La gente que aparece en estas páginas ha vivido una transformación completa del barrio. Han peleado por sus ideas, han discutido entre ellos y con las autoridades políticas y los poderes económicos pero, por encima de todo, consiguieron hacer durante años una auténtica filosofía de la fiesta y de la vida en la calle. Hoy el barrio es silencioso y algo apático.

Uno de los actos tradicionales de las fiestas de San Cristóbal consiste en sacar ante la puerta de la iglesia de Santa Fe, a la entrada del barrio, una reliquia suya que curó una epidemia de peste.

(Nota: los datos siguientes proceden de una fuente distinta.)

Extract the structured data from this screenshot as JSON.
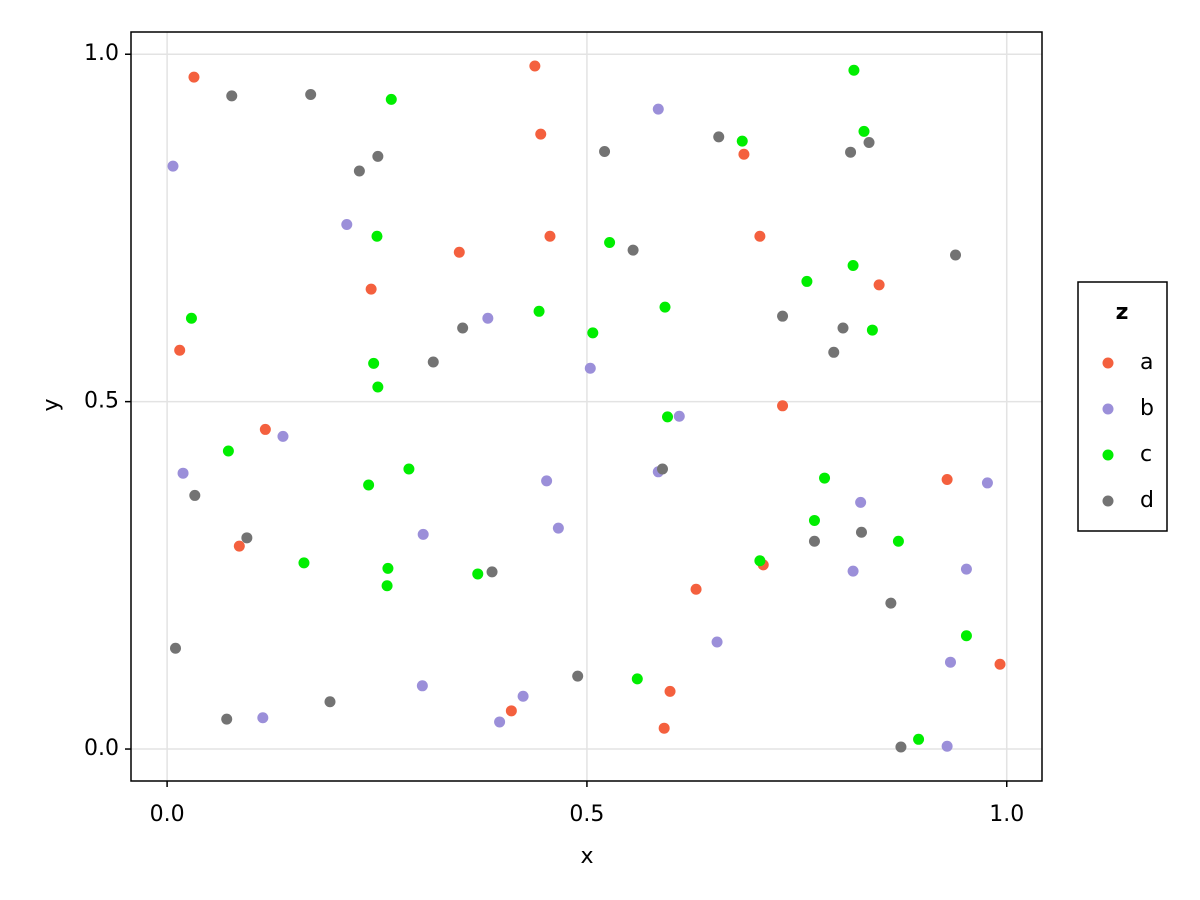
{
  "chart_data": {
    "type": "scatter",
    "xlabel": "x",
    "ylabel": "y",
    "legend_title": "z",
    "xlim": [
      -0.043,
      1.042
    ],
    "ylim": [
      -0.046,
      1.032
    ],
    "xticks": [
      {
        "value": 0,
        "label": "0.0"
      },
      0.5,
      {
        "value": 1,
        "label": "1.0"
      }
    ],
    "yticks": [
      {
        "value": 0,
        "label": "0.0"
      },
      0.5,
      {
        "value": 1,
        "label": "1.0"
      }
    ],
    "grid": true,
    "legend": "right",
    "series": [
      {
        "name": "a",
        "color": "#f4603e",
        "x": [
          0.032,
          0.438,
          0.445,
          0.687,
          0.456,
          0.706,
          0.348,
          0.243,
          0.848,
          0.015,
          0.733,
          0.117,
          0.929,
          0.086,
          0.71,
          0.63,
          0.992,
          0.599,
          0.41,
          0.592
        ],
        "values": [
          0.967,
          0.983,
          0.885,
          0.856,
          0.738,
          0.738,
          0.715,
          0.662,
          0.668,
          0.574,
          0.494,
          0.46,
          0.388,
          0.292,
          0.265,
          0.23,
          0.122,
          0.083,
          0.055,
          0.03
        ]
      },
      {
        "name": "b",
        "color": "#9b8fd9",
        "x": [
          0.007,
          0.585,
          0.214,
          0.382,
          0.504,
          0.61,
          0.138,
          0.019,
          0.452,
          0.585,
          0.466,
          0.305,
          0.826,
          0.977,
          0.952,
          0.817,
          0.655,
          0.933,
          0.304,
          0.424,
          0.114,
          0.396,
          0.929
        ],
        "values": [
          0.839,
          0.921,
          0.755,
          0.62,
          0.548,
          0.479,
          0.45,
          0.397,
          0.386,
          0.399,
          0.318,
          0.309,
          0.355,
          0.383,
          0.259,
          0.256,
          0.154,
          0.125,
          0.091,
          0.076,
          0.045,
          0.039,
          0.004
        ]
      },
      {
        "name": "c",
        "color": "#00ee00",
        "x": [
          0.267,
          0.818,
          0.83,
          0.685,
          0.25,
          0.527,
          0.817,
          0.762,
          0.029,
          0.443,
          0.593,
          0.507,
          0.84,
          0.246,
          0.251,
          0.596,
          0.073,
          0.288,
          0.24,
          0.783,
          0.771,
          0.871,
          0.163,
          0.706,
          0.263,
          0.37,
          0.262,
          0.952,
          0.56,
          0.895
        ],
        "values": [
          0.935,
          0.977,
          0.889,
          0.875,
          0.738,
          0.729,
          0.696,
          0.673,
          0.62,
          0.63,
          0.636,
          0.599,
          0.603,
          0.555,
          0.521,
          0.478,
          0.429,
          0.403,
          0.38,
          0.39,
          0.329,
          0.299,
          0.268,
          0.271,
          0.26,
          0.252,
          0.235,
          0.163,
          0.101,
          0.014
        ]
      },
      {
        "name": "d",
        "color": "#737373",
        "x": [
          0.077,
          0.171,
          0.229,
          0.251,
          0.521,
          0.657,
          0.814,
          0.836,
          0.555,
          0.939,
          0.352,
          0.733,
          0.805,
          0.794,
          0.317,
          0.59,
          0.033,
          0.095,
          0.771,
          0.827,
          0.387,
          0.862,
          0.01,
          0.489,
          0.194,
          0.071,
          0.874
        ],
        "values": [
          0.94,
          0.942,
          0.832,
          0.853,
          0.86,
          0.881,
          0.859,
          0.873,
          0.718,
          0.711,
          0.606,
          0.623,
          0.606,
          0.571,
          0.557,
          0.403,
          0.365,
          0.304,
          0.299,
          0.312,
          0.255,
          0.21,
          0.145,
          0.105,
          0.068,
          0.043,
          0.003
        ]
      }
    ]
  }
}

Casi todos los coches —pocos— que entran se paran a recibir la bendición. Con ella se entrega una estampa de San Cristóbal y se deja una limosna a cambio.
Dentro de la iglesia, San Cristobalón. Tan grande es que utiliza una palmera para apoyarse. Jesús, para probarle que era a él a quien había ayudado a cruzar el río, le dijo que clavara en tierra su cayado. Al punto se transformó en una palmera cargada de dátiles.

Seguramente Erasmo también tendría una relación de amor y odio con La Calatrava.